The European Research Council (ERC) announces that one of its grantees, Professor Konstantin Novoselov, has today been awarded the Nobel Prize in Physics “for groundbreaking experiments regarding the two-dimensional material graphene”. Professor Novoselov was awarded the ERC Starting Grant in 2007 for his project on the same material.

Aged 36, Professor Novoselov, Russian and UK citizen, is one of the youngest Nobel Prize winners. He received both an ERC grant and now, together with his colleague Prof. Andre Geim, the Nobel Prize for his studies of “Graphene”, a one-atom-thick crystal with unusual quantum conductive properties. It is tipped for a number of future applications in electronics and photonics.
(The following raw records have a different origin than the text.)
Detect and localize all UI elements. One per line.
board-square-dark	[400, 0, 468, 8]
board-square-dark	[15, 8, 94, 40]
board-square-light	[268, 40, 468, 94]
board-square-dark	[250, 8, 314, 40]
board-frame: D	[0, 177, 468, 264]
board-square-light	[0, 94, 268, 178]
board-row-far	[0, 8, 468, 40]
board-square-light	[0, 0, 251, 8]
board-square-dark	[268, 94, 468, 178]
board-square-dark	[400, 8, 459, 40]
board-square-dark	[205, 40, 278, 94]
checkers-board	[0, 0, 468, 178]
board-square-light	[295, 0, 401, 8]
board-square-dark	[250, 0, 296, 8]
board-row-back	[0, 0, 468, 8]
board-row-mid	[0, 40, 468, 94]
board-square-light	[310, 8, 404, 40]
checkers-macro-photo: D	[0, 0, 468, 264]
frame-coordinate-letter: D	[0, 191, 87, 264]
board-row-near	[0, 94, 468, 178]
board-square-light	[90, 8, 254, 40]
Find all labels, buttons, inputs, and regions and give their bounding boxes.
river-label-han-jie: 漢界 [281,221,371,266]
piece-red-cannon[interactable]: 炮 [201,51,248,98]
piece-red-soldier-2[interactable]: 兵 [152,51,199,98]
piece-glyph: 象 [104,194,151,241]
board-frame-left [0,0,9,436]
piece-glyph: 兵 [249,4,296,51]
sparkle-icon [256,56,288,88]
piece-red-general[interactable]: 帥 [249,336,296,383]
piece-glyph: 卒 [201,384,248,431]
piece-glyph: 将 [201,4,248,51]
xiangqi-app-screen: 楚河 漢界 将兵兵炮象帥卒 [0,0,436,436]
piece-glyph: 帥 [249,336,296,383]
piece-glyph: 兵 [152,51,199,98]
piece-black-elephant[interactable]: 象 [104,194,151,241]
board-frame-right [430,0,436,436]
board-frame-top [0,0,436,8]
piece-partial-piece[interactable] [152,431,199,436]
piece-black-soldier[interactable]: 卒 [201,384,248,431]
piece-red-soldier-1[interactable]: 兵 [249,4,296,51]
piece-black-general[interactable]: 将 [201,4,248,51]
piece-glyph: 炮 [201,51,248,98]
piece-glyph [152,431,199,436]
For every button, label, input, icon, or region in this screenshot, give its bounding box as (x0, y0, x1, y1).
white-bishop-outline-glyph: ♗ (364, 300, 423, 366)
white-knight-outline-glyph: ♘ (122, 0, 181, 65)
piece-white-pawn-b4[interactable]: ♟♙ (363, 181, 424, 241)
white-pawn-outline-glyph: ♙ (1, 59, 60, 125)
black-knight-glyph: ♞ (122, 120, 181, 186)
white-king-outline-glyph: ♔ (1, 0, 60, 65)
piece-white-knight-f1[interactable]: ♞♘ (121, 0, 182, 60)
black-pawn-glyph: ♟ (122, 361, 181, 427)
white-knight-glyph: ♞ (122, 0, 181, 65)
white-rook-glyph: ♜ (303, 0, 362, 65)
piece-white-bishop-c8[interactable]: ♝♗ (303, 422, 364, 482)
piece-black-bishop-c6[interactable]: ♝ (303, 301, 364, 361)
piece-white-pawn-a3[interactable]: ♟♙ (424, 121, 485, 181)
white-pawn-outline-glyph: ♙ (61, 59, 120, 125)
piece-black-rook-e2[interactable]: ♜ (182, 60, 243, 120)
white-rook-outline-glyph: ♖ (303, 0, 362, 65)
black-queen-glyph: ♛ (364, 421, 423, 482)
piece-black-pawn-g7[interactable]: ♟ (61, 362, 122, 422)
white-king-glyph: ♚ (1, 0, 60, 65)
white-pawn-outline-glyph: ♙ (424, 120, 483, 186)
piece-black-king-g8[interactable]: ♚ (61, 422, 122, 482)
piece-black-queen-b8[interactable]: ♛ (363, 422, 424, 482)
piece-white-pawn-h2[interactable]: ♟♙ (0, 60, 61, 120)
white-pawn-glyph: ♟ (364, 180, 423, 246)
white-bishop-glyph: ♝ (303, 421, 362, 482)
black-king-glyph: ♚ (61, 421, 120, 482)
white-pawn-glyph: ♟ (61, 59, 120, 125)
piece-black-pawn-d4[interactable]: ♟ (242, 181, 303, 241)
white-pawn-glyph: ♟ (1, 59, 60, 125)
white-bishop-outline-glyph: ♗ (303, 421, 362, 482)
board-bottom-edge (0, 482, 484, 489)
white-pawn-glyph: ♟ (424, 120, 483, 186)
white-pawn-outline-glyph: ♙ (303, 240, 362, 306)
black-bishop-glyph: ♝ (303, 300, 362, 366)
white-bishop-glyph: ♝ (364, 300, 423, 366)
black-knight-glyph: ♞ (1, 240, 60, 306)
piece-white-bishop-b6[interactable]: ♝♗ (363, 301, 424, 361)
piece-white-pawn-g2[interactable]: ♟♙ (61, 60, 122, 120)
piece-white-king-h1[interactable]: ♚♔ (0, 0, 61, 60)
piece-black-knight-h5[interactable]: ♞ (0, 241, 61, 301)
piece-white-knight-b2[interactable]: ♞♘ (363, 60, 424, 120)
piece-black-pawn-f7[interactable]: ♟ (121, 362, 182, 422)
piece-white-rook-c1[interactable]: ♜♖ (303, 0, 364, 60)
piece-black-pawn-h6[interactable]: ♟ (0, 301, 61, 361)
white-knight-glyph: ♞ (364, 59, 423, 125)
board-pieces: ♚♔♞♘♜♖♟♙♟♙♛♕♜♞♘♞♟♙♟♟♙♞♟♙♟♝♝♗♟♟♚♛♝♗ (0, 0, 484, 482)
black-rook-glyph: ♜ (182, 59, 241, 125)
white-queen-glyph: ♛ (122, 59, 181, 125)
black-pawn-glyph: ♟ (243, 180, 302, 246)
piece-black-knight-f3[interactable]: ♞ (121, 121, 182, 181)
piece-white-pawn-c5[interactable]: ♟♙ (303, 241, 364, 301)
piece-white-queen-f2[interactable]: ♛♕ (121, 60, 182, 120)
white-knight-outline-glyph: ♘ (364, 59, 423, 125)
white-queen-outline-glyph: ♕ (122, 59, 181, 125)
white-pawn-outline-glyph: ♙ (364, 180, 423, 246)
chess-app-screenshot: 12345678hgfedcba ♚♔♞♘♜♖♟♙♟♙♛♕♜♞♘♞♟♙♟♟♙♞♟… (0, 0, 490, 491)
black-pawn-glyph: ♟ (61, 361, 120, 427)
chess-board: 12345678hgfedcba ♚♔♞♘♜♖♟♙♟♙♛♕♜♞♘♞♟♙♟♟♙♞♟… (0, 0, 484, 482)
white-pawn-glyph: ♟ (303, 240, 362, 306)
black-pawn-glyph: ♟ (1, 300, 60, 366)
This prestigious award demonstrates once more the trust and support the ERC gives to young top researchers and is also a recognition of the type of work funded by the ERC, focussed on research at the frontier of knowledge. After the news was announced by the Nobel Committee today, the European Commissioner for Research, Innovation and Science, Máire Geoghegan-Quinn, said “I am thrilled that the Nobel Prize for physics has gone to the holder of a European Research Council grant. My warmest congratulations to Professor Novoselov and to his colleague Professor. Andre Geim. Europe can be proud of them and of their work. This is a first for the European Research Council, and I hope more Nobel Prizes will follow as a result of this valuable European investment in the best scientists and in their innovative research in Europe.”

ERC President Professor Helga Nowotny and ERC Executive Agency Director, Jack Metthey, wrote to this new Nobel Laureate: “On behalf of the European Research Council, we warmly congratulate you on the award of the 2010 Nobel Prize in Physics and we are proud of the support the Starting Grant Scheme provides to you. Today’s announcement is truly exceptional in its recognition of the achievements of a scientist early in his career and a clear signal of the outstanding quality of the emerging generation of European scientists. It is also a good example of how funding frontier research supports work with enormous potential for applications.”